API Gateway Throttling and Usage Plans in Practice

API Gateway Throttling and Usage Plans in Practice#

Every API has limits—that’s just reality. Whether you’re protecting your backend infrastructure, preventing abuse, or simply managing costs, understanding how API Gateway throttles requests is crucial knowledge for any developer building on AWS. Too many requests hit your backend simultaneously, and you’ll either face cascading failures or an unexpectedly massive bill. Too restrictive a throttle, and legitimate users bounce away frustrated. The sweet spot? That’s what we’re exploring today.

API Gateway’s throttling system is deceptively elegant. On the surface, it looks simple: requests come in, some get through, others get rejected with a 429 status code. But beneath that surface lies a layered architecture with multiple throttling points, burst capacity versus rate capacity, and sophisticated quota mechanisms tied to usage plans and API keys. Understanding these layers isn’t just academic—it directly impacts how you architect scalable, reliable APIs that handle real-world traffic patterns gracefully.

Understanding the Throttling Hierarchy#

AWS API Gateway enforces throttling at multiple levels, and thinking of these as nested layers helps clarify how they interact. At the broadest level sits account-level throttling, which protects the entire AWS region. Nested within that is per-API stage throttling, which protects individual stages of your API. Finally, at the most granular level, usage plans and API keys apply method-level throttling and quota constraints to specific API operations and consumers.
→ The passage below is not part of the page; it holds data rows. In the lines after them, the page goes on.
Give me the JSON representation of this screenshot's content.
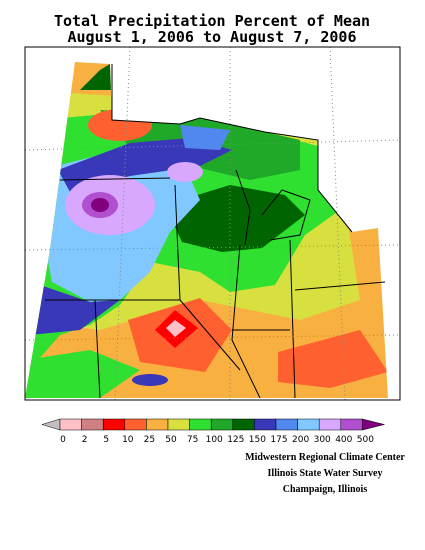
{
  "header": {
    "title": "Total Precipitation Percent of Mean",
    "subtitle": "August 1, 2006 to August 7, 2006"
  },
  "legend": {
    "ticks": [
      0,
      2,
      5,
      10,
      25,
      50,
      75,
      100,
      125,
      150,
      175,
      200,
      300,
      400,
      500
    ],
    "below_color": "#c0c0c0",
    "above_color": "#800080",
    "colors": [
      "#ffc0c8",
      "#d08080",
      "#ff0000",
      "#ff6030",
      "#f8b040",
      "#d8e040",
      "#30e030",
      "#20a828",
      "#006400",
      "#3838b8",
      "#5088f0",
      "#80c8ff",
      "#d8a8ff",
      "#b050d0"
    ]
  },
  "credits": [
    "Midwestern Regional Climate Center",
    "Illinois State Water Survey",
    "Champaign, Illinois"
  ]
}
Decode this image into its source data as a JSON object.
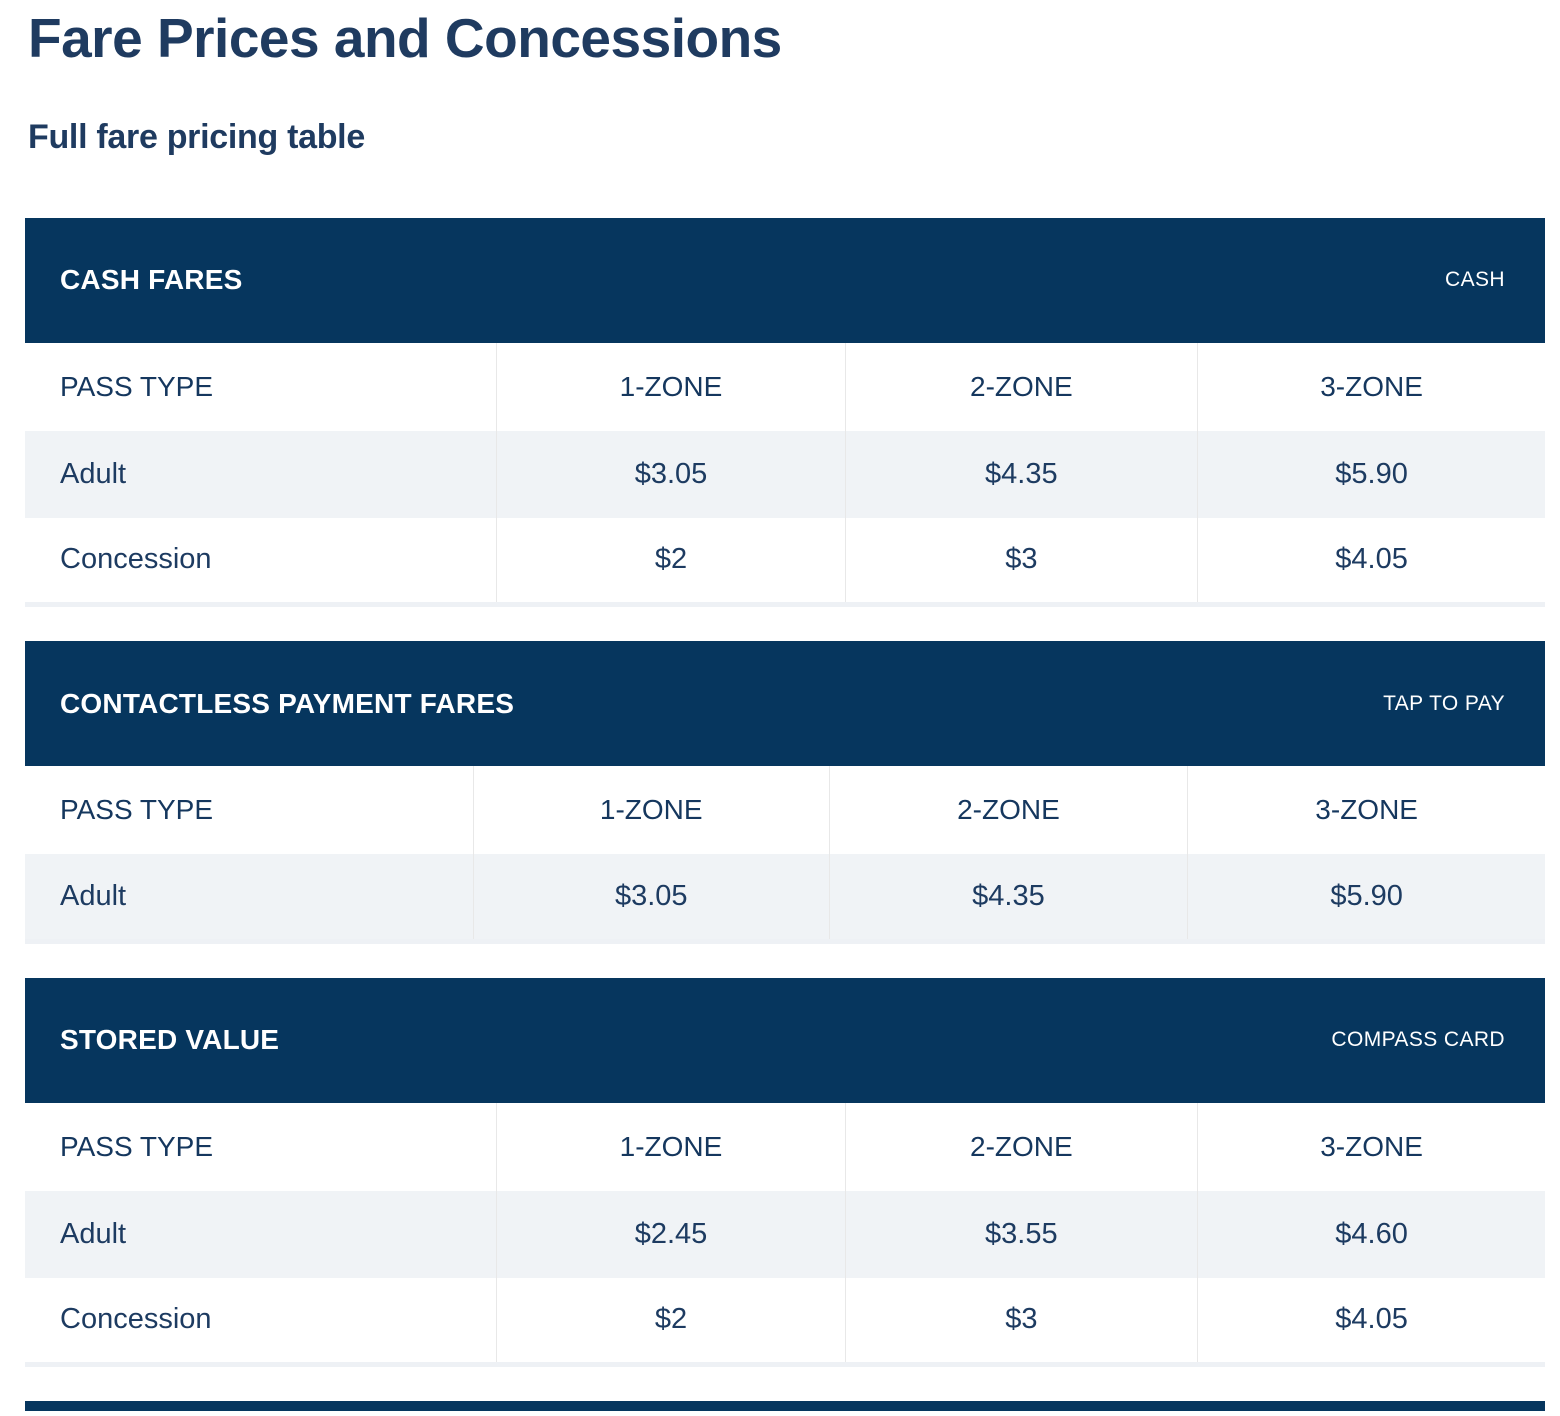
{
  "page": {
    "title": "Fare Prices and Concessions",
    "subtitle": "Full fare pricing table"
  },
  "tables": [
    {
      "title": "CASH FARES",
      "badge": "CASH",
      "columns": [
        "PASS TYPE",
        "1-ZONE",
        "2-ZONE",
        "3-ZONE"
      ],
      "rows": [
        {
          "label": "Adult",
          "values": [
            "$3.05",
            "$4.35",
            "$5.90"
          ]
        },
        {
          "label": "Concession",
          "values": [
            "$2",
            "$3",
            "$4.05"
          ]
        }
      ]
    },
    {
      "title": "CONTACTLESS PAYMENT FARES",
      "badge": "TAP TO PAY",
      "columns": [
        "PASS TYPE",
        "1-ZONE",
        "2-ZONE",
        "3-ZONE"
      ],
      "rows": [
        {
          "label": "Adult",
          "values": [
            "$3.05",
            "$4.35",
            "$5.90"
          ]
        }
      ]
    },
    {
      "title": "STORED VALUE",
      "badge": "COMPASS CARD",
      "columns": [
        "PASS TYPE",
        "1-ZONE",
        "2-ZONE",
        "3-ZONE"
      ],
      "rows": [
        {
          "label": "Adult",
          "values": [
            "$2.45",
            "$3.55",
            "$4.60"
          ]
        },
        {
          "label": "Concession",
          "values": [
            "$2",
            "$3",
            "$4.05"
          ]
        }
      ]
    }
  ],
  "colors": {
    "header_navy": "#06365e",
    "text_navy": "#1d3b61",
    "row_alt": "#f0f3f6",
    "column_separator": "#e8e8e8",
    "table_bottom_border": "#eef1f5"
  }
}
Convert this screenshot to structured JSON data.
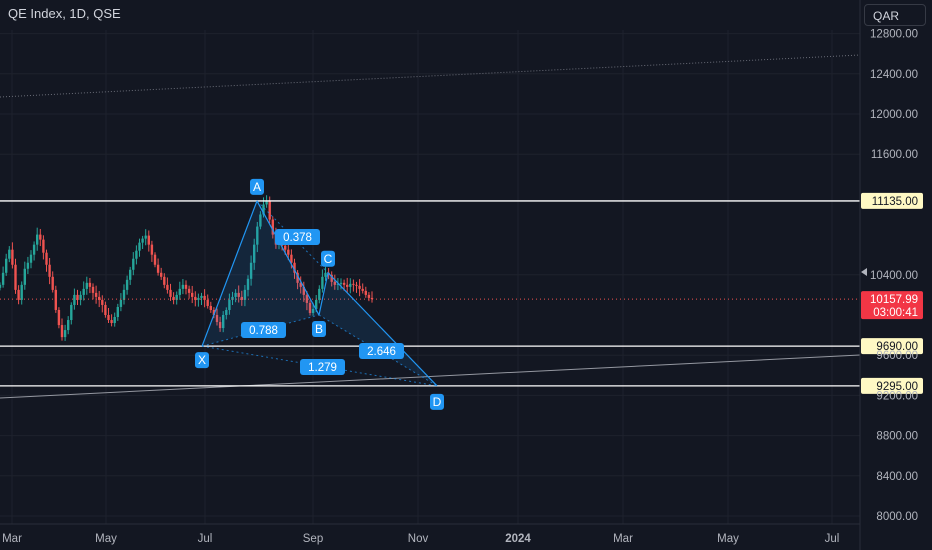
{
  "header": {
    "title": "QE Index, 1D, QSE"
  },
  "currency_button": "QAR",
  "colors": {
    "background": "#131722",
    "grid": "#1e222d",
    "up_candle": "#26a69a",
    "down_candle": "#ef5350",
    "pattern": "#2196f3",
    "level_line": "#ffffff",
    "level_tag_bg": "#fff9c4",
    "price_tag_bg": "#f23645"
  },
  "chart_data": {
    "type": "candlestick",
    "x_ticks": [
      "Mar",
      "May",
      "Jul",
      "Sep",
      "Nov",
      "2024",
      "Mar",
      "May",
      "Jul"
    ],
    "y_ticks": [
      8000,
      8400,
      8800,
      9200,
      9600,
      10400,
      11600,
      12000,
      12400,
      12800
    ],
    "ylim": [
      7950,
      12980
    ],
    "last_price": "10157.99",
    "countdown": "03:00:41",
    "horizontal_levels": [
      "11135.00",
      "9690.00",
      "9295.00"
    ],
    "harmonic_points": [
      {
        "label": "X",
        "price": 9690
      },
      {
        "label": "A",
        "price": 11135
      },
      {
        "label": "B",
        "price": 10000
      },
      {
        "label": "C",
        "price": 10420
      },
      {
        "label": "D",
        "price": 9295
      }
    ],
    "ratios": [
      "0.378",
      "0.788",
      "2.646",
      "1.279"
    ],
    "close_series": [
      10300,
      10420,
      10560,
      10650,
      10500,
      10250,
      10150,
      10300,
      10460,
      10520,
      10600,
      10700,
      10800,
      10750,
      10620,
      10500,
      10380,
      10250,
      10050,
      9900,
      9780,
      9850,
      9950,
      10100,
      10200,
      10150,
      10200,
      10260,
      10320,
      10280,
      10220,
      10180,
      10150,
      10100,
      10000,
      9950,
      9920,
      9980,
      10080,
      10150,
      10250,
      10350,
      10450,
      10560,
      10640,
      10720,
      10760,
      10790,
      10700,
      10600,
      10500,
      10420,
      10380,
      10300,
      10250,
      10180,
      10150,
      10200,
      10260,
      10300,
      10260,
      10220,
      10180,
      10150,
      10170,
      10190,
      10150,
      10090,
      10050,
      10000,
      9930,
      9870,
      10000,
      10050,
      10150,
      10180,
      10220,
      10180,
      10150,
      10250,
      10360,
      10520,
      10700,
      10880,
      11000,
      11100,
      11135,
      10950,
      10800,
      10700,
      10740,
      10690,
      10650,
      10600,
      10520,
      10420,
      10320,
      10280,
      10200,
      10120,
      10020,
      10060,
      10150,
      10260,
      10380,
      10420,
      10400,
      10330,
      10300,
      10310,
      10320,
      10300,
      10280,
      10310,
      10300,
      10290,
      10260,
      10240,
      10200,
      10170,
      10158
    ]
  }
}
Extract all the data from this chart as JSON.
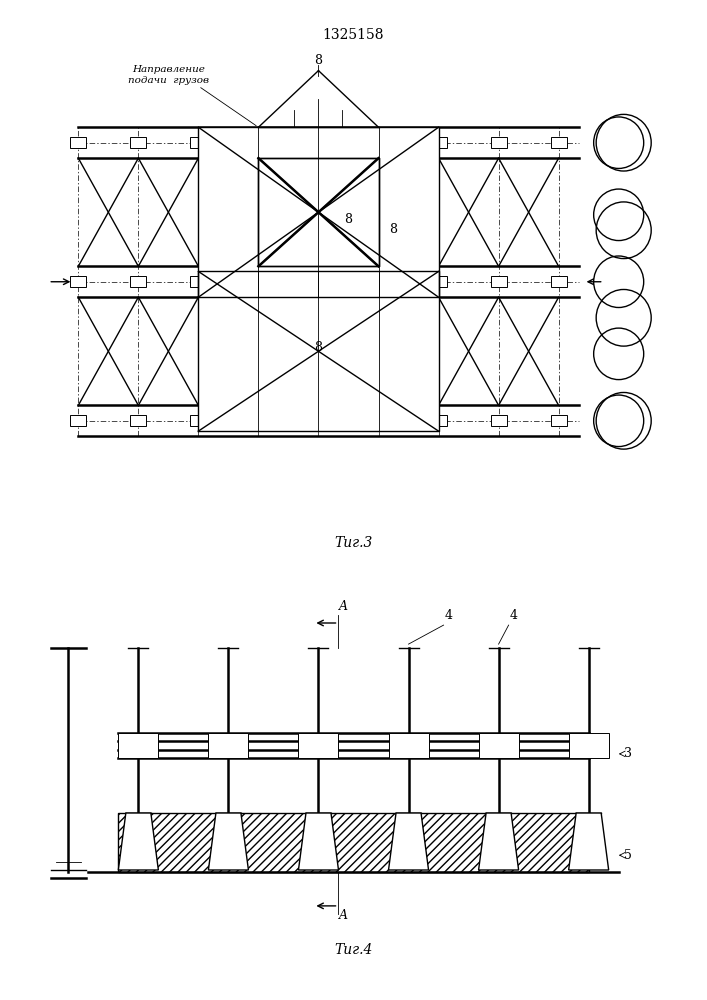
{
  "title": "1325158",
  "fig3_label": "Τиг.3",
  "fig4_label": "Τиг.4",
  "direction_label": "Направление\nподачи  грузов",
  "label_8a": "8",
  "label_8b": "8",
  "label_8c": "8",
  "label_8d": "8",
  "label_3": "3",
  "label_4a": "4",
  "label_4b": "4",
  "label_5": "5",
  "label_A": "A",
  "bg_color": "#ffffff",
  "line_color": "#000000"
}
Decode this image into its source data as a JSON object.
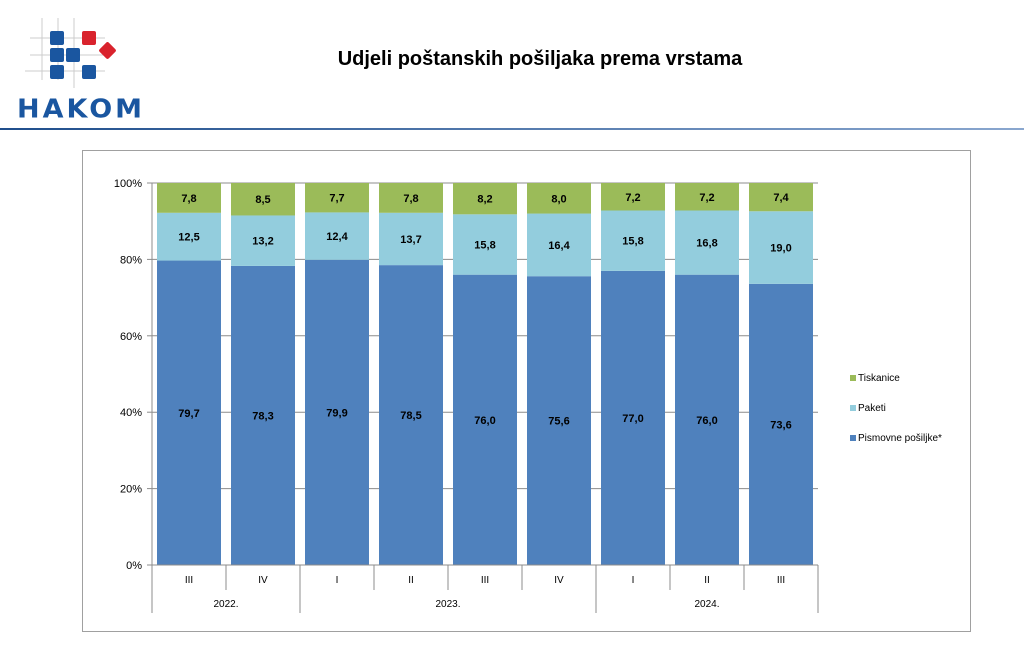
{
  "header": {
    "logo_text": "HAKOM",
    "title": "Udjeli poštanskih pošiljaka prema vrstama"
  },
  "chart_data": {
    "type": "bar",
    "stacked": "percent",
    "title": "",
    "categories": [
      "III",
      "IV",
      "I",
      "II",
      "III",
      "IV",
      "I",
      "II",
      "III"
    ],
    "groups": [
      {
        "label": "2022.",
        "span": 2
      },
      {
        "label": "2023.",
        "span": 4
      },
      {
        "label": "2024.",
        "span": 3
      }
    ],
    "series": [
      {
        "name": "Pismovne pošiljke*",
        "color": "#4f81bd",
        "values": [
          79.7,
          78.3,
          79.9,
          78.5,
          76.0,
          75.6,
          77.0,
          76.0,
          73.6
        ],
        "labels": [
          "79,7",
          "78,3",
          "79,9",
          "78,5",
          "76,0",
          "75,6",
          "77,0",
          "76,0",
          "73,6"
        ]
      },
      {
        "name": "Paketi",
        "color": "#93cddd",
        "values": [
          12.5,
          13.2,
          12.4,
          13.7,
          15.8,
          16.4,
          15.8,
          16.8,
          19.0
        ],
        "labels": [
          "12,5",
          "13,2",
          "12,4",
          "13,7",
          "15,8",
          "16,4",
          "15,8",
          "16,8",
          "19,0"
        ]
      },
      {
        "name": "Tiskanice",
        "color": "#9bbb59",
        "values": [
          7.8,
          8.5,
          7.7,
          7.8,
          8.2,
          8.0,
          7.2,
          7.2,
          7.4
        ],
        "labels": [
          "7,8",
          "8,5",
          "7,7",
          "7,8",
          "8,2",
          "8,0",
          "7,2",
          "7,2",
          "7,4"
        ]
      }
    ],
    "yticks": [
      "0%",
      "20%",
      "40%",
      "60%",
      "80%",
      "100%"
    ],
    "ylim": [
      0,
      100
    ],
    "grid": true,
    "legend": "right"
  }
}
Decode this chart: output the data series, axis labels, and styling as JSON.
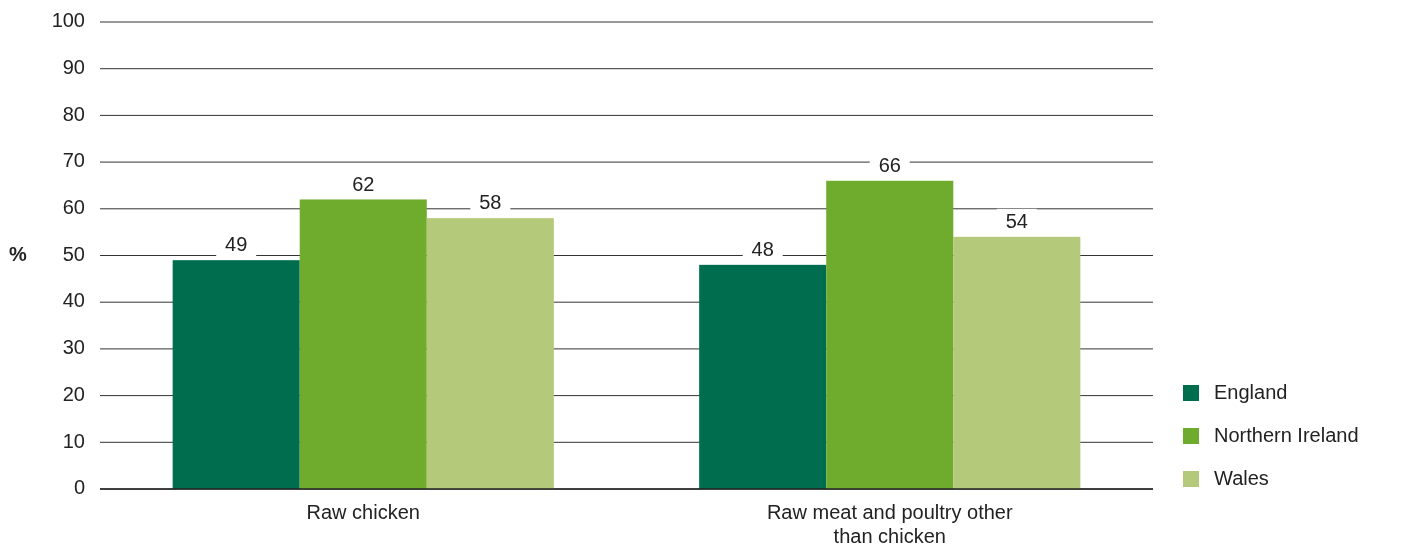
{
  "chart_data": {
    "type": "bar",
    "ylabel": "%",
    "categories": [
      "Raw chicken",
      "Raw meat and poultry other than chicken"
    ],
    "series": [
      {
        "name": "England",
        "color": "#006e4e",
        "values": [
          49,
          48
        ]
      },
      {
        "name": "Northern Ireland",
        "color": "#6fac2e",
        "values": [
          62,
          66
        ]
      },
      {
        "name": "Wales",
        "color": "#b5c97a",
        "values": [
          58,
          54
        ]
      }
    ],
    "ylim": [
      0,
      100
    ],
    "yticks": [
      0,
      10,
      20,
      30,
      40,
      50,
      60,
      70,
      80,
      90,
      100
    ],
    "grid": "y",
    "legend": "right",
    "data_labels": true
  }
}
Think of it like traffic management in a city. Account-level throttling is the city’s overall capacity—if too many cars enter from all directions, the entire city grinds to a halt. Per-stage throttling is like managing traffic into a specific neighborhood—you can tighten controls there without affecting other districts. Usage plans are like individual driver permits—they specify exactly how much certain drivers can use the system.

Account-Level Throttling: The Baseline#

By default, API Gateway allows your AWS account to handle 10,000 requests per second across all APIs and stages in a given region. This isn’t a hard wall; it’s more accurate to say that this is your rate capacity—the sustained level of requests the system will consistently handle. But what about sudden spikes? That’s where burst capacity comes in. API Gateway permits brief bursts up to 5,000 requests per second on top of your sustained rate, giving you a total momentary capacity of 15,000 requests per second. This burst window is typically a matter of seconds—it’s designed to absorb temporary traffic spikes from legitimate traffic patterns, not to provide unlimited headroom indefinitely.

These account-level limits are regional, not global. If you operate in us-east-1 and eu-west-1, each region has its own 10,000 RPS sustained capacity and 5,000 RPS burst. This design reflects AWS’s own capacity planning—they want to ensure no single account can monopolize an entire region’s resources.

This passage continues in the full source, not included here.